Parameter Default Description
map_frame map The ID of the ROS coordinate system used to publish submaps, the parent coordinate system of the pose, usually “map”.
tracking_frame base_footprint The ID of the ROS coordinate system tracked by the SLAM algorithm. If IMU is used, its coordinate system should be used, usually “imu_link”.
published_frame odom The ID of the ROS coordinate system used to publish the pose sub-coordinate system, like the “odom” coordinate system. If an “odom” coordinate system is provided by different parts of the system, in this case, the “odom” pose in the map_frame will be published. Otherwise, it may be appropriate to set it to “base_link”.
odom_frame odom It is enabled when provide_odom_frame is true. The coordinate system is used to publish local SLAM results between published_frame and map_frame, usually “odom”.
provide_odom_frame true If enabled, local, non-closed-loop, and continuous poses will be published as odom_frame in map_frame.
use_odometry false If enabled, subscribe to nav_msgs/Odometry messages on the “odom” topic.

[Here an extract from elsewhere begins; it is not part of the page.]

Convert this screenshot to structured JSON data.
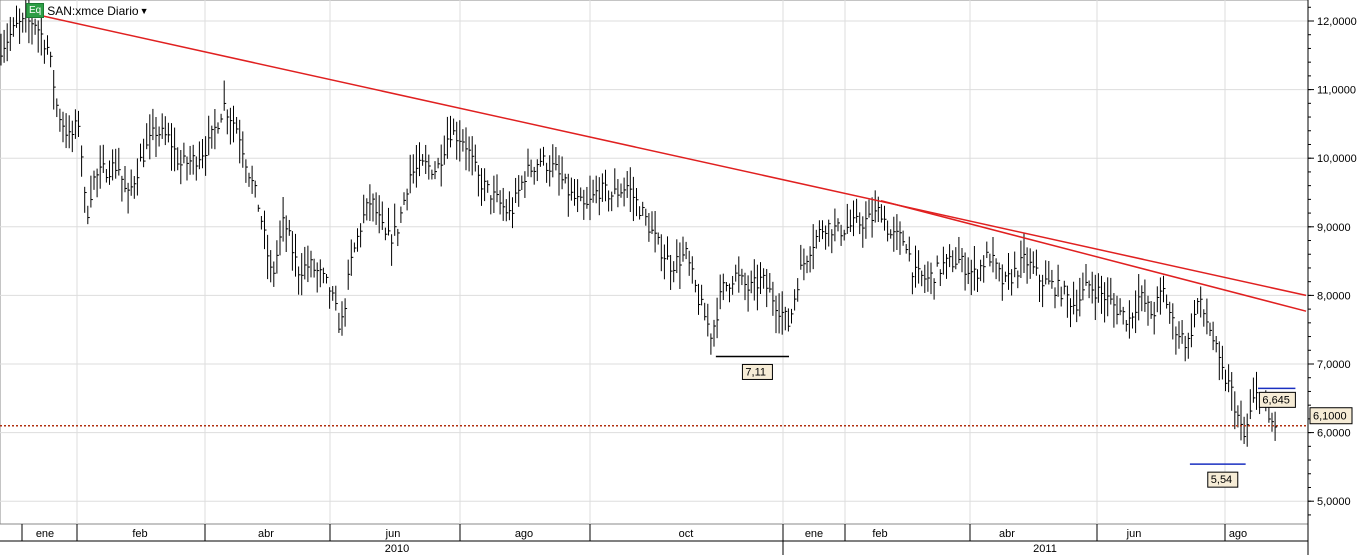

The mileage information will be provided, which is included in SLAM.
num_laser_scans 1 The number of laser scanning topics subscribed. Subscribe to sensor_msgs/LaserScan on the “scan” topic of one laser scanner or subscribe to the topics “scan_1”, “scan_2”, etc. on multiple laser scanners.
num_multi_echo_laser_scans 0 The number of subscribed multi-echo laser scanning topics. Subscribe to sensor_msgs/MultiEchoLaserScan on the “echoes” topic of a laser scanner or subscribe to the topics “echoes_1”, “echoes_2”, etc. for multiple laser scanners.

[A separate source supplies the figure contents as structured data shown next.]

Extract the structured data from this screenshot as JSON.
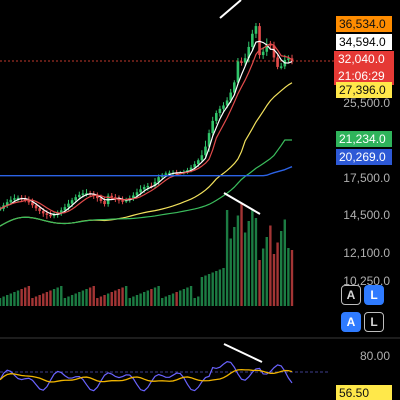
{
  "chart_data": {
    "type": "line",
    "title": "",
    "xlabel": "",
    "ylabel": "",
    "ylim": [
      10250,
      40000
    ],
    "grid": false,
    "price_axis": {
      "ticks": [
        {
          "text": "25,500.0",
          "value": 25500
        },
        {
          "text": "17,500.0",
          "value": 17500
        },
        {
          "text": "14,500.0",
          "value": 14500
        },
        {
          "text": "12,100.0",
          "value": 12100
        },
        {
          "text": "10,250.0",
          "value": 10250
        }
      ],
      "labels": [
        {
          "text": "36,534.0",
          "bg": "#ff8c00",
          "fg": "#111111"
        },
        {
          "text": "34,594.0",
          "bg": "#ffffff",
          "fg": "#000000"
        },
        {
          "text": "32,040.0",
          "text2": "21:06:29",
          "bg": "#e53935",
          "fg": "#ffffff"
        },
        {
          "text": "27,396.0",
          "bg": "#ffe84a",
          "fg": "#111111"
        },
        {
          "text": "21,234.0",
          "bg": "#2fb35b",
          "fg": "#ffffff"
        },
        {
          "text": "20,269.0",
          "bg": "#2d59d6",
          "fg": "#ffffff"
        }
      ]
    },
    "rsi": {
      "level_text": "80.00",
      "value_text": "56.50"
    }
  },
  "ui": {
    "buttons_upper": {
      "a": "A",
      "l": "L"
    },
    "buttons_lower": {
      "a": "A",
      "l": "L"
    }
  },
  "colors": {
    "bg": "#000000",
    "up": "#31c46a",
    "down": "#e24b4b",
    "ma_white": "#ffffff",
    "ma_red": "#e24b4b",
    "ma_yellow": "#f2e15d",
    "ma_green": "#3bbd5d",
    "ma_blue": "#2c63e6",
    "rsi": "#6a63ff",
    "rsi_avg": "#f0b400",
    "dashed_red": "#c0392b",
    "divider": "#3a3a3a"
  }
}
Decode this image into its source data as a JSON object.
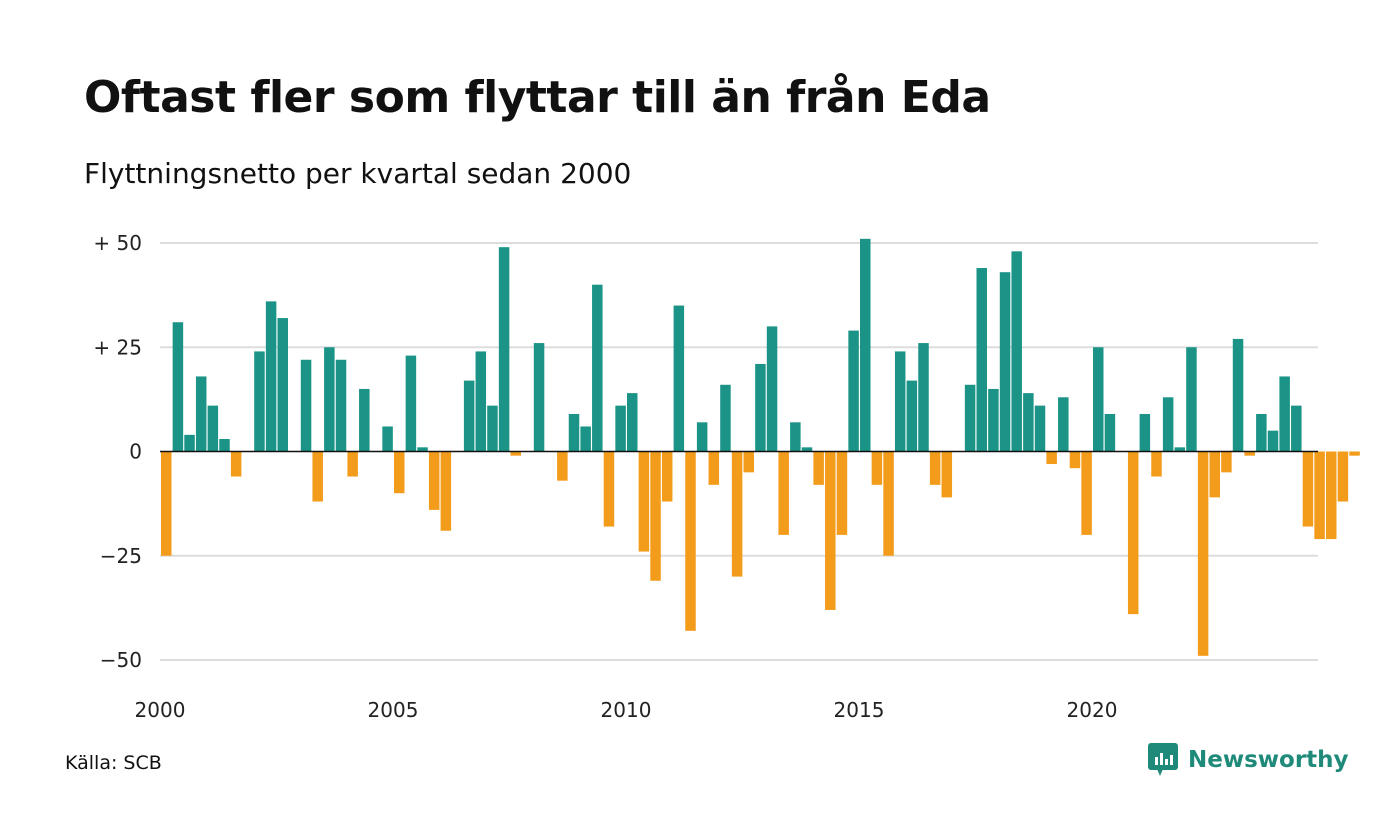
{
  "title": "Oftast fler som flyttar till än från Eda",
  "subtitle": "Flyttningsnetto per kvartal sedan 2000",
  "source": "Källa: SCB",
  "brand": {
    "name": "Newsworthy",
    "icon": "newsworthy-logo-icon"
  },
  "colors": {
    "positive": "#1b9487",
    "negative": "#f39c1b",
    "grid": "#dddddd",
    "axis": "#111111"
  },
  "chart_data": {
    "type": "bar",
    "title": "Oftast fler som flyttar till än från Eda",
    "subtitle": "Flyttningsnetto per kvartal sedan 2000",
    "xlabel": "",
    "ylabel": "",
    "ylim": [
      -50,
      50
    ],
    "xlim": [
      2000,
      2024.75
    ],
    "grid": true,
    "yticks": [
      {
        "value": 50,
        "label": "+ 50"
      },
      {
        "value": 25,
        "label": "+ 25"
      },
      {
        "value": 0,
        "label": "0"
      },
      {
        "value": -25,
        "label": "−25"
      },
      {
        "value": -50,
        "label": "−50"
      }
    ],
    "xticks": [
      {
        "value": 2000,
        "label": "2000"
      },
      {
        "value": 2005,
        "label": "2005"
      },
      {
        "value": 2010,
        "label": "2010"
      },
      {
        "value": 2015,
        "label": "2015"
      },
      {
        "value": 2020,
        "label": "2020"
      }
    ],
    "start": {
      "year": 2000,
      "quarter": 1
    },
    "values": [
      -25,
      31,
      4,
      18,
      11,
      3,
      -6,
      0,
      24,
      36,
      32,
      0,
      22,
      -12,
      25,
      22,
      -6,
      15,
      0,
      6,
      -10,
      23,
      1,
      -14,
      -19,
      0,
      17,
      24,
      11,
      49,
      -1,
      0,
      26,
      0,
      -7,
      9,
      6,
      40,
      -18,
      11,
      14,
      -24,
      -31,
      -12,
      35,
      -43,
      7,
      -8,
      16,
      -30,
      -5,
      21,
      30,
      -20,
      7,
      1,
      -8,
      -38,
      -20,
      29,
      51,
      -8,
      -25,
      24,
      17,
      26,
      -8,
      -11,
      0,
      16,
      44,
      15,
      43,
      48,
      14,
      11,
      -3,
      13,
      -4,
      -20,
      25,
      9,
      0,
      -39,
      9,
      -6,
      13,
      1,
      25,
      -49,
      -11,
      -5,
      27,
      -1,
      9,
      5,
      18,
      11,
      -18,
      -21,
      -21,
      -12,
      -1
    ]
  }
}
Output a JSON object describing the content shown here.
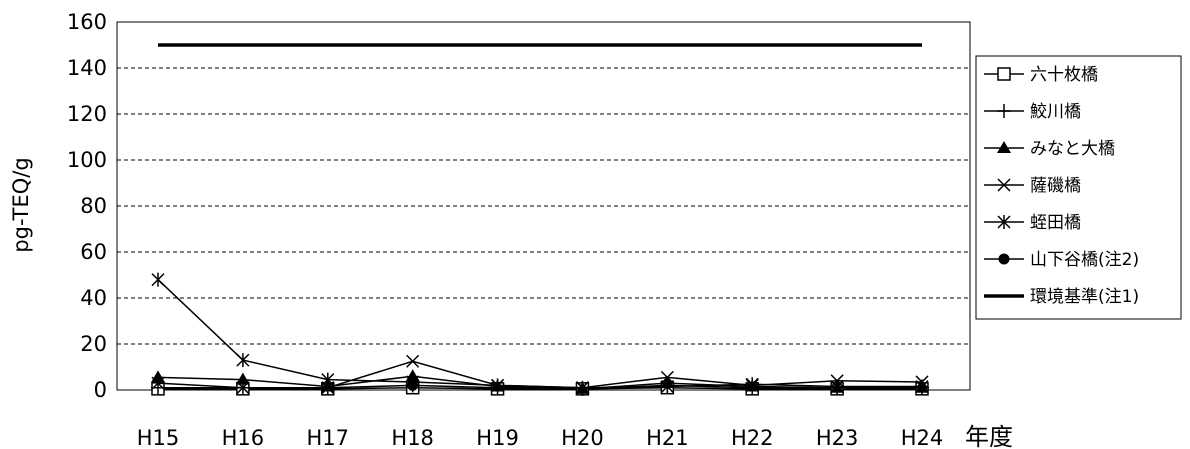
{
  "chart_data": {
    "type": "line",
    "title": "",
    "ylabel": "pg-TEQ/g",
    "xlabel": "年度",
    "categories": [
      "H15",
      "H16",
      "H17",
      "H18",
      "H19",
      "H20",
      "H21",
      "H22",
      "H23",
      "H24"
    ],
    "ylim": [
      0,
      160
    ],
    "yticks": [
      0,
      20,
      40,
      60,
      80,
      100,
      120,
      140,
      160
    ],
    "grid": "horizontal-dashed",
    "legend_position": "right",
    "series": [
      {
        "name": "六十枚橋",
        "marker": "open-square",
        "values": [
          0.5,
          0.5,
          0.5,
          1,
          0.5,
          0.5,
          1,
          0.5,
          0.5,
          0.5
        ]
      },
      {
        "name": "鮫川橋",
        "marker": "plus",
        "values": [
          1,
          1,
          1,
          2,
          1,
          0.5,
          2,
          1,
          1,
          1
        ]
      },
      {
        "name": "みなと大橋",
        "marker": "filled-triangle",
        "values": [
          5.5,
          4.5,
          1.5,
          6,
          1.5,
          0.5,
          3,
          1.5,
          1,
          1
        ]
      },
      {
        "name": "薩磯橋",
        "marker": "x",
        "values": [
          3,
          1,
          1,
          12.5,
          2,
          1,
          5.5,
          2,
          4,
          3.5
        ]
      },
      {
        "name": "蛭田橋",
        "marker": "asterisk",
        "values": [
          48,
          13,
          4.5,
          3.5,
          2,
          1,
          1.5,
          2.5,
          1.5,
          1.5
        ]
      },
      {
        "name": "山下谷橋(注2)",
        "marker": "filled-circle",
        "values": [
          null,
          null,
          null,
          2,
          null,
          null,
          null,
          null,
          null,
          null
        ]
      },
      {
        "name": "環境基準(注1)",
        "marker": "none",
        "thick": true,
        "values": [
          150,
          150,
          150,
          150,
          150,
          150,
          150,
          150,
          150,
          150
        ]
      }
    ]
  }
}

num_subdivisions_per_laser_scan 1 The number of point clouds that divide each received (multi-echo) laser scan. The subdivision scan can cancel the scan acquired by the scan when the scanner is moving. There is a corresponding trajectory builder option to accumulate subdivision scans into the point cloud that will be used for scan matching.
num_point_clouds 0 The number of point cloud topics to be subscribed to. Subscribe to sensor_msgs/PointCloud2 on the “points2” topic of a range finder or subscribe topics “points2_1”, “points2_2”, etc. for multiple range finders.
lookup_transform_timeout_sec 0.2 The timeout seconds of looking up and transforming with tf2.
submap_publish_period_sec 0.3 The period (in seconds) for publishing submaps, eg.0.3 seconds.
pose_publish_period_sec 5e-3 The period (in seconds) for publishing poses, eg. 5e-3, with a frequency of 200 Hz.
trajectory_publish_period_sec 30e-3 The period for publishing trajectory tag in seconds, eg. 30e-3, lasting 30 milliseconds.